The gauge is also emitted as 0 when JWE is turned off entirely (jeap.jwe.enabled=false): a disabled service therefore still reports jeap_jwe_encryption_active 0 rather than dropping the series, so a governance query (jeap_jwe_encryption_active == 0) reliably catches it instead of seeing nothing.

Example queries

Prometheus (PromQL):

# Decryption failure rate over 5 minutes (request body + response-key envelope unwrap)
sum(rate(jeap_jwe_decryption_seconds_count{result="failure"}[5m]))

# All client-side encryption failures, including requests rejected before the crypto layer
sum(rate(jeap_jwe_decryption_seconds_count{result="failure"}[5m]))
+ sum(rate(jeap_jwe_request_rejected_total[5m]))

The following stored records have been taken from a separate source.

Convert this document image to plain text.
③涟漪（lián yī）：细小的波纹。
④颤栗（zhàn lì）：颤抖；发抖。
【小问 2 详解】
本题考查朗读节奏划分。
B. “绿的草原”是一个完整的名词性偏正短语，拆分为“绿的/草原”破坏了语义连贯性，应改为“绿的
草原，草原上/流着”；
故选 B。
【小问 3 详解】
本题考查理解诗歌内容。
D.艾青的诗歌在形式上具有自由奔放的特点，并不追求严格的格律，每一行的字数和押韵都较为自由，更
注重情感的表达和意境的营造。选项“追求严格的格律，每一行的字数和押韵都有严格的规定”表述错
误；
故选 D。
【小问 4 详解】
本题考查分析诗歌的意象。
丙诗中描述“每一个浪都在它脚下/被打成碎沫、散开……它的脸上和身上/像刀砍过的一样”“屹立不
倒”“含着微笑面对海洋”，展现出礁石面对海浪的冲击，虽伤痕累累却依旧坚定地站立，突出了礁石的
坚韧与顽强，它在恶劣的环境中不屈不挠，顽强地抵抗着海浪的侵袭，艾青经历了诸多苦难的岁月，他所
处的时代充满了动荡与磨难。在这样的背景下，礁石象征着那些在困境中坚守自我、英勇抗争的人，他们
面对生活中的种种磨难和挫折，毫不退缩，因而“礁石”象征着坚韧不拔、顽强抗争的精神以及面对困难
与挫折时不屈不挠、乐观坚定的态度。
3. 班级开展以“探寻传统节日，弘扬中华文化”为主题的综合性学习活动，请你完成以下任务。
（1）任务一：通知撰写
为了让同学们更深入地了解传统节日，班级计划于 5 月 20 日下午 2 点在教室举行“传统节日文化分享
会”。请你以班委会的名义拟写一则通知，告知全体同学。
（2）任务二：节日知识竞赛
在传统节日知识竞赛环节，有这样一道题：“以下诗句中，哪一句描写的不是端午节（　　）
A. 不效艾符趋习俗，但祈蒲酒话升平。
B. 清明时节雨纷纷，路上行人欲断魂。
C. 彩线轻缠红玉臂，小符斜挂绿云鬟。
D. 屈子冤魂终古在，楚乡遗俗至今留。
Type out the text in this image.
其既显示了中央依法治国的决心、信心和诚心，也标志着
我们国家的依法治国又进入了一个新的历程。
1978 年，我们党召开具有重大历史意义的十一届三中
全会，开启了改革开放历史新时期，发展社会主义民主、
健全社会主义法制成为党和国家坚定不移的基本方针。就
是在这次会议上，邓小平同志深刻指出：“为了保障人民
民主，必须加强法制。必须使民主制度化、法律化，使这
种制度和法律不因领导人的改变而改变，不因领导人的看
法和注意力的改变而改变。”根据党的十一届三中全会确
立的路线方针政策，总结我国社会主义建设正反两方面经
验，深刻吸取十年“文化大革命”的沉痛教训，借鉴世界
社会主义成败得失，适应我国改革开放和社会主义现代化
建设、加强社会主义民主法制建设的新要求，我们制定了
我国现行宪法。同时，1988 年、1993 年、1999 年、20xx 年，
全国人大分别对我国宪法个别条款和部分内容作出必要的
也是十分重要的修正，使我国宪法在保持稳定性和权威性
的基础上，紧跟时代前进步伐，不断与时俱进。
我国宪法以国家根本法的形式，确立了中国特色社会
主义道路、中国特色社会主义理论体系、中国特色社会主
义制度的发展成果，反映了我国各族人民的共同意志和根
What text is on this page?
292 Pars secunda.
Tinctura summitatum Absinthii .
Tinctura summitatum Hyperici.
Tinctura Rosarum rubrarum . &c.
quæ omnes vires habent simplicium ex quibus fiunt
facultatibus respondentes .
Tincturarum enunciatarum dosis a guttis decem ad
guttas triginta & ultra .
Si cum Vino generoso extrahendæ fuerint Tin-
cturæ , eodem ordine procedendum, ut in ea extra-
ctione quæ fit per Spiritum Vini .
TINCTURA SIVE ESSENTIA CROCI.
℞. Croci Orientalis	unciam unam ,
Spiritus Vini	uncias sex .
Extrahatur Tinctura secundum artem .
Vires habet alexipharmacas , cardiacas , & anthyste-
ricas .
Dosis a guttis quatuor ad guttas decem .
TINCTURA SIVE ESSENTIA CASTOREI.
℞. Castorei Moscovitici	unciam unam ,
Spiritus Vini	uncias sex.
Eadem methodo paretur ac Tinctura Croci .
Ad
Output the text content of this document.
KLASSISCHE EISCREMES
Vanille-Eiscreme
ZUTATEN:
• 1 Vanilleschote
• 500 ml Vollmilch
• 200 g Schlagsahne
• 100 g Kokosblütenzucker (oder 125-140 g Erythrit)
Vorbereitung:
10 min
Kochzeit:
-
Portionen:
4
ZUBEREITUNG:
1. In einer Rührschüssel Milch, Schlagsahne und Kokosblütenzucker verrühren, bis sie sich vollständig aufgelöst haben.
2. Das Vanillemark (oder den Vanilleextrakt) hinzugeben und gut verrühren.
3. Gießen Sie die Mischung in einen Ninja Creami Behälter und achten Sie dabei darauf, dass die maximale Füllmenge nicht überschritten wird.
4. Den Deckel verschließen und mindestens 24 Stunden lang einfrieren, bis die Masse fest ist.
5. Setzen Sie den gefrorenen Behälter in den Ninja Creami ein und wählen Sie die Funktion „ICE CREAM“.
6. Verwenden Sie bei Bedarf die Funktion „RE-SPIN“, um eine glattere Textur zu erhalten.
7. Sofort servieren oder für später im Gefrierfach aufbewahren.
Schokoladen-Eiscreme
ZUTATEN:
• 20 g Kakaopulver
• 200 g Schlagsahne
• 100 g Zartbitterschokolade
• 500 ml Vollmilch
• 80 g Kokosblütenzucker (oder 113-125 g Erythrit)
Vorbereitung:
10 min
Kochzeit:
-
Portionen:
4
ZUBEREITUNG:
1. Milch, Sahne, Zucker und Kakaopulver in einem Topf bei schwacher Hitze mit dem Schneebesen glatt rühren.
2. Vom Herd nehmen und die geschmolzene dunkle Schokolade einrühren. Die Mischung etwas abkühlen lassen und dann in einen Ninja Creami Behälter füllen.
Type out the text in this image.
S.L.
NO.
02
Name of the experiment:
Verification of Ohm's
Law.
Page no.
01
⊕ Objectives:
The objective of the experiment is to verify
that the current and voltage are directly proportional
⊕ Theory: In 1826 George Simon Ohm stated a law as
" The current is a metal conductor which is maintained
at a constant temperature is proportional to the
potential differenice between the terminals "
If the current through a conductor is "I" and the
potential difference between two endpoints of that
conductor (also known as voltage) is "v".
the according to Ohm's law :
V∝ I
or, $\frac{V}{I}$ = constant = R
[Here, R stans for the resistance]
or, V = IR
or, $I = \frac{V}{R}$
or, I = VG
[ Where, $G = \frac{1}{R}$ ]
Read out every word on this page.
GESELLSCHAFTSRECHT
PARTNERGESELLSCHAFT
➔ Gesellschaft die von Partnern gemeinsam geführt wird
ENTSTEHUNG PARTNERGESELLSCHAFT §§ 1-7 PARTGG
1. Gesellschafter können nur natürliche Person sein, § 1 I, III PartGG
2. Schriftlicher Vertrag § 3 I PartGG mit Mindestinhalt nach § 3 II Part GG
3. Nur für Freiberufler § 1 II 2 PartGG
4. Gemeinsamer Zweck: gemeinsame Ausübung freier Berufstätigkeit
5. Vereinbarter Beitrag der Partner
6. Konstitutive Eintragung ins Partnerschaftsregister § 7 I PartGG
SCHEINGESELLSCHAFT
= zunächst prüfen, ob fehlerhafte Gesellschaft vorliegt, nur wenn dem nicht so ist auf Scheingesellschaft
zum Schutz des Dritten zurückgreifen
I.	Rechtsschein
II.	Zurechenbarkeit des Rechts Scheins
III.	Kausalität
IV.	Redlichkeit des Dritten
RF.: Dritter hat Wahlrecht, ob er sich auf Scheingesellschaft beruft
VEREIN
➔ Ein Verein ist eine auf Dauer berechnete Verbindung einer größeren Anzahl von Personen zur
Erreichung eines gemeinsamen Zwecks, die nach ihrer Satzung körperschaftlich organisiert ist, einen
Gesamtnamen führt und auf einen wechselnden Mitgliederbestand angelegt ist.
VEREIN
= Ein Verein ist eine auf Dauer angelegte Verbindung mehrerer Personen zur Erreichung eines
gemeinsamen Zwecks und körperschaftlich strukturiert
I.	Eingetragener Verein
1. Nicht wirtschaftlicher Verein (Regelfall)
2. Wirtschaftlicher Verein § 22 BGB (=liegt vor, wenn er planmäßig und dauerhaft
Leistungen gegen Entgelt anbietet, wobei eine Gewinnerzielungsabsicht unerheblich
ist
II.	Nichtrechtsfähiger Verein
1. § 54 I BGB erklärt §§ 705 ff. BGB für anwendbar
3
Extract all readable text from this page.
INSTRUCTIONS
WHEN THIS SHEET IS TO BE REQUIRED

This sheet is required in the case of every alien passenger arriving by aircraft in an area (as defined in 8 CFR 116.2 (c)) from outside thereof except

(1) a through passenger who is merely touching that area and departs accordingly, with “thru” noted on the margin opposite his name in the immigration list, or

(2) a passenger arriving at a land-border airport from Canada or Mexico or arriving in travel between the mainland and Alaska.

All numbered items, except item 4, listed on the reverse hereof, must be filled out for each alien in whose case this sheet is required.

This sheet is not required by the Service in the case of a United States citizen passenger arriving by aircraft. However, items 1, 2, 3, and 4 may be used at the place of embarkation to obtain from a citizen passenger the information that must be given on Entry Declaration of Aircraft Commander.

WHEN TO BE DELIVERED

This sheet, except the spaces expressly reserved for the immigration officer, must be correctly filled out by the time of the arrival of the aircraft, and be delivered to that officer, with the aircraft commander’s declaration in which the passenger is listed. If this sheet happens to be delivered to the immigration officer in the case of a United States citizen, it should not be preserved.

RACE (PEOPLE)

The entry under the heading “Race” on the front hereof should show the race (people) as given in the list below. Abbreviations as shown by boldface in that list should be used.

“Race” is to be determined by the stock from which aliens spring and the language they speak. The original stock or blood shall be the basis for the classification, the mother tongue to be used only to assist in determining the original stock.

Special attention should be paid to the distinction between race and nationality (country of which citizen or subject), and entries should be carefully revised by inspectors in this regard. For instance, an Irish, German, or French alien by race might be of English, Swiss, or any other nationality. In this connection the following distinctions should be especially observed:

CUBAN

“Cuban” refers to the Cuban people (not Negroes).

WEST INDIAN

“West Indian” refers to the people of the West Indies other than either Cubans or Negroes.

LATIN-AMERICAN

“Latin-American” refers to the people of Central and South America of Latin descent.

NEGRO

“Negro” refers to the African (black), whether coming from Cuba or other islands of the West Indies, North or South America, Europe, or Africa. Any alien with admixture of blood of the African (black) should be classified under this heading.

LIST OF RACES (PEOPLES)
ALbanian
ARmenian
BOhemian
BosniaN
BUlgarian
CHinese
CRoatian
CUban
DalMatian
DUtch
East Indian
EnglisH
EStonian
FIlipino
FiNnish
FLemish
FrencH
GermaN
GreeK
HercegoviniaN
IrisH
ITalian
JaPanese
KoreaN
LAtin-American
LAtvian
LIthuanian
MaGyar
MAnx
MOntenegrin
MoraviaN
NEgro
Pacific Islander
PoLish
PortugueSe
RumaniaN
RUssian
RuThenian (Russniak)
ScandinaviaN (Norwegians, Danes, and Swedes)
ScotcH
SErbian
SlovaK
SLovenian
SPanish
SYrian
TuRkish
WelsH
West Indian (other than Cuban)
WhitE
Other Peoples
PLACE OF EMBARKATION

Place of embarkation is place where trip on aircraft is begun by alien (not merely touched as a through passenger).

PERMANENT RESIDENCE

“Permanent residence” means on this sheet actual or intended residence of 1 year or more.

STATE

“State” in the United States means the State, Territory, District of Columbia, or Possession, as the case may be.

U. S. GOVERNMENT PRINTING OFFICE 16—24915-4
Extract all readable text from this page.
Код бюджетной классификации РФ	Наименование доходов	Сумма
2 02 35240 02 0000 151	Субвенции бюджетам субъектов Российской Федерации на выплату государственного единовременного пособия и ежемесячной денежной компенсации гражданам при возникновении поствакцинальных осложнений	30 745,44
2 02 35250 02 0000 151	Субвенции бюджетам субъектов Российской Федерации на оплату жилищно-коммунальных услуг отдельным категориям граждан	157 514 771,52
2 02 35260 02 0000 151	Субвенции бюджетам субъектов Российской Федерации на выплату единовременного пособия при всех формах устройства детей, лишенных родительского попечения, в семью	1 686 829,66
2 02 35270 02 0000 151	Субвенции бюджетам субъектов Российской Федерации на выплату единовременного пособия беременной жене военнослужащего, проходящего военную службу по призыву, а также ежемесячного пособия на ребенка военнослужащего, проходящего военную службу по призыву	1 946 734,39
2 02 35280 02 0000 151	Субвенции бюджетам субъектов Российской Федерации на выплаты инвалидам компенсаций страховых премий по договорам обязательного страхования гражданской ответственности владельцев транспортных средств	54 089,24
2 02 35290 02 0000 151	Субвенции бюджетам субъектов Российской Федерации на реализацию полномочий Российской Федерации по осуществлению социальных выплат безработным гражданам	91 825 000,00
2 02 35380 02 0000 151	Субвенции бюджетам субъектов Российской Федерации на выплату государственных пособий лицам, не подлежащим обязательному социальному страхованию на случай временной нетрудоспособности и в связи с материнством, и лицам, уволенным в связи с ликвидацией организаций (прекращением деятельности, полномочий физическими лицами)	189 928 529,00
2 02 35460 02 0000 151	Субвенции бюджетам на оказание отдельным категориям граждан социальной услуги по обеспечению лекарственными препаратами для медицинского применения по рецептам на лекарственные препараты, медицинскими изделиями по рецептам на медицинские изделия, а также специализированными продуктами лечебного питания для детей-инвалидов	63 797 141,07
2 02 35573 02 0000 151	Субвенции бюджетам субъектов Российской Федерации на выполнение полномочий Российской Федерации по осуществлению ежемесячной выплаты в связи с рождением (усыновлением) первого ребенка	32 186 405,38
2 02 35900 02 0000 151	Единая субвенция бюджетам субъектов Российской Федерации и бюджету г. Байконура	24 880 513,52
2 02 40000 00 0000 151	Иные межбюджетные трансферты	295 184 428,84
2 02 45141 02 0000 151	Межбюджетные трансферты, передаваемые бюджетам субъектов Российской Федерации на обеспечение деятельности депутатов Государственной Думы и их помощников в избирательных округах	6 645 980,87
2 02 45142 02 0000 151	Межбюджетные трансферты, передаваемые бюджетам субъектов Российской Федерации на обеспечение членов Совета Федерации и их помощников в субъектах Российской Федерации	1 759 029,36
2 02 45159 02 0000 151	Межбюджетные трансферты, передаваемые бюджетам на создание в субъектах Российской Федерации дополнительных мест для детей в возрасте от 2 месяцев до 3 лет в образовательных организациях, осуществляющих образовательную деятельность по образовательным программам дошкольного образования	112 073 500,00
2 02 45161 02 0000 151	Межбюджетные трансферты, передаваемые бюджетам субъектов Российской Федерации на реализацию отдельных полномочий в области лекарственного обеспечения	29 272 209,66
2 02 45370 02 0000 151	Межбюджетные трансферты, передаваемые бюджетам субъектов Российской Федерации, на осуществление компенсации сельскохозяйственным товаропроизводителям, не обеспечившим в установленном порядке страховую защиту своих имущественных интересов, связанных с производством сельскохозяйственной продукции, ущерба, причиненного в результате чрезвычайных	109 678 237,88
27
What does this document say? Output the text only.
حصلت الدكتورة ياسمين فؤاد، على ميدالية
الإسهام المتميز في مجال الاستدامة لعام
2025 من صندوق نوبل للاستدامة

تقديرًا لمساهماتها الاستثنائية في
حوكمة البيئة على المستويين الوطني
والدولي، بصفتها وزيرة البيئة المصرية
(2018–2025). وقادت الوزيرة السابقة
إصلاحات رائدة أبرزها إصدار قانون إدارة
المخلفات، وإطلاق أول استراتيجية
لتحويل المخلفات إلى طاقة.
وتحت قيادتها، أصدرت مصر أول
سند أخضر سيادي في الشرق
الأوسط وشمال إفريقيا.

# 95th percentile decryption latency
histogram_quantile(0.95, sum(rate(jeap_jwe_decryption_seconds_bucket[5m])) by (le))

# Services where end-to-end encryption is NOT active
jeap_jwe_encryption_active == 0

# Seconds since the last successful Vault key refresh
time() - jeap_jwe_key_refresh_timestamp_seconds

How it is wired

The Micrometer integration lives behind a small JweMetrics abstraction in the jeap-spring-boot-jwe-key-management module (interface plus a JweMetrics.NOOP fallback). The only Micrometer-aware implementation, MicrometerJweMetrics, is contributed by JweMetricsAutoConfiguration in the starter, gated on a MeterRegistry being present. The servlet filter and the key refresher receive the metrics through an ObjectProvider, falling back to the no-op when metrics are not configured — so the crypto module stays free of any Micrometer dependency.